I would have liked to see more facts, more details, more evidence supporting the assertions, especially given the spin factor. Or better yet, eliminate the spin and present the information in as straightforward, unbiased a manner as possible. I think the filmmakers mostly tried to do this, but fell a little short of the mark. It was a lot, lot better than Michael Moore's Fahrenheit 9/11. But that's not saying much.

February 09, 2006


Going to see a movie this Saturday: Why We Fight. Looks interesting. Might just be a reinforcement of my cynical perspectives of the current US administration's priorities. But it looks well made and it should be informative. I'll post a review after I see it.

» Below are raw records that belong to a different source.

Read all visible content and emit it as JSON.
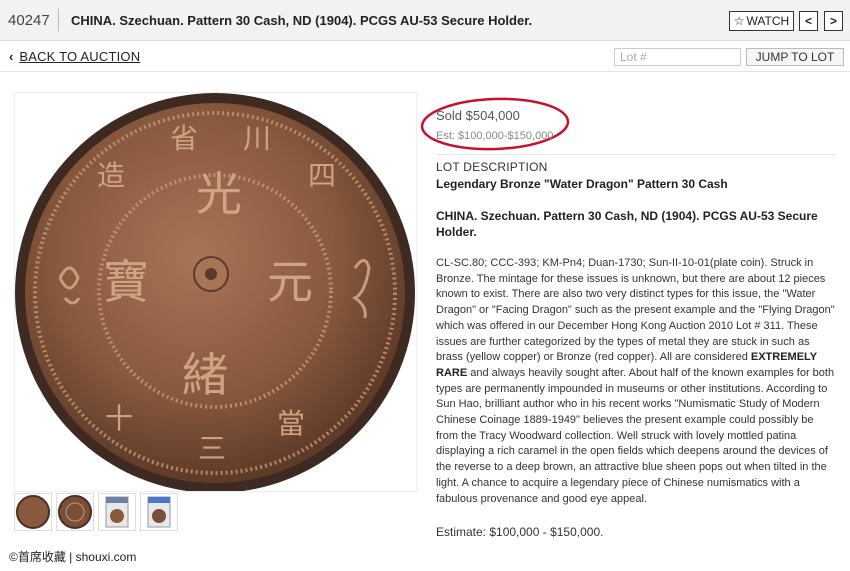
{
  "header": {
    "lot_number": "40247",
    "title": "CHINA. Szechuan. Pattern 30 Cash, ND (1904). PCGS AU-53 Secure Holder.",
    "watch_label": "WATCH",
    "watch_icon": "star-outline-icon",
    "prev_icon": "chevron-left-icon",
    "next_icon": "chevron-right-icon"
  },
  "subnav": {
    "back_label": "BACK TO AUCTION",
    "lot_placeholder": "Lot #",
    "jump_label": "JUMP TO LOT"
  },
  "price": {
    "sold": "Sold $504,000",
    "estimate": "Est: $100,000-$150,000",
    "highlight_color": "#c8102e"
  },
  "description": {
    "heading": "LOT DESCRIPTION",
    "subtitle": "Legendary Bronze \"Water Dragon\" Pattern 30 Cash",
    "title": "CHINA. Szechuan. Pattern 30 Cash, ND (1904). PCGS AU-53 Secure Holder.",
    "body_1": "CL-SC.80; CCC-393; KM-Pn4; Duan-1730; Sun-II-10-01(plate coin). Struck in Bronze. The mintage for these issues is unknown, but there are about 12 pieces known to exist. There are also two very distinct types for this issue, the \"Water Dragon\" or \"Facing Dragon\" such as the present example and the \"Flying Dragon\" which was offered in our December Hong Kong Auction 2010 Lot # 311. These issues are further categorized by the types of metal they are stuck in such as brass (yellow copper) or Bronze (red copper). All are considered ",
    "body_strong": "EXTREMELY RARE",
    "body_2": " and always heavily sought after. About half of the known examples for both types are permanently impounded in museums or other institutions. According to Sun Hao, brilliant author who in his recent works \"Numismatic Study of Modern Chinese Coinage 1889-1949\" believes the present example could possibly be from the Tracy Woodward collection. Well struck with lovely mottled patina displaying a rich caramel in the open fields which deepens around the devices of the reverse to a deep brown, an attractive blue sheen pops out when tilted in the light. A chance to acquire a legendary piece of Chinese numismatics with a fabulous provenance and good eye appeal.",
    "estimate": "Estimate: $100,000 - $150,000."
  },
  "coin": {
    "top_chars": [
      "造",
      "省",
      "川",
      "四"
    ],
    "center_chars": [
      "光",
      "寶",
      "元",
      "緒"
    ],
    "bottom_chars": [
      "十",
      "三",
      "當"
    ],
    "metal_color": "#8a5a3e"
  },
  "thumbnails": [
    {
      "name": "thumb-obverse"
    },
    {
      "name": "thumb-reverse"
    },
    {
      "name": "thumb-slab-front"
    },
    {
      "name": "thumb-slab-back"
    }
  ],
  "watermark": "©首席收藏 | shouxi.com"
}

Another movie that looks interesting is One, which is an independant film put together by a group of guys who basically woke up one morning and decided to make a film of themselves asking people on the street questions about the meaning of life. According to one review, they are actually reading the camera's manual while filming the movie. Apparently, after a few of these interviews and then had the idea that they might ask some well-known people as well as the average person on the street. For example, Robert Thurman (Uma's dad), Deepak Chopra, Thich Nhat Hanh, and Ram Dass. A friend of mine recommended it. I'll have to wait 'till it comes out on DVD though, if it does, 'cause I've missed the theater run in my area, and my wife isn't really interested in seeing it anyway.

Hopefully "One" will be a lot better than "What the bleep do we know," which I thought was just a bunch of dumb warm fuzzy new age ideas duct-taped onto some of the wildest (but interesting) guesses in recent theoretical physics.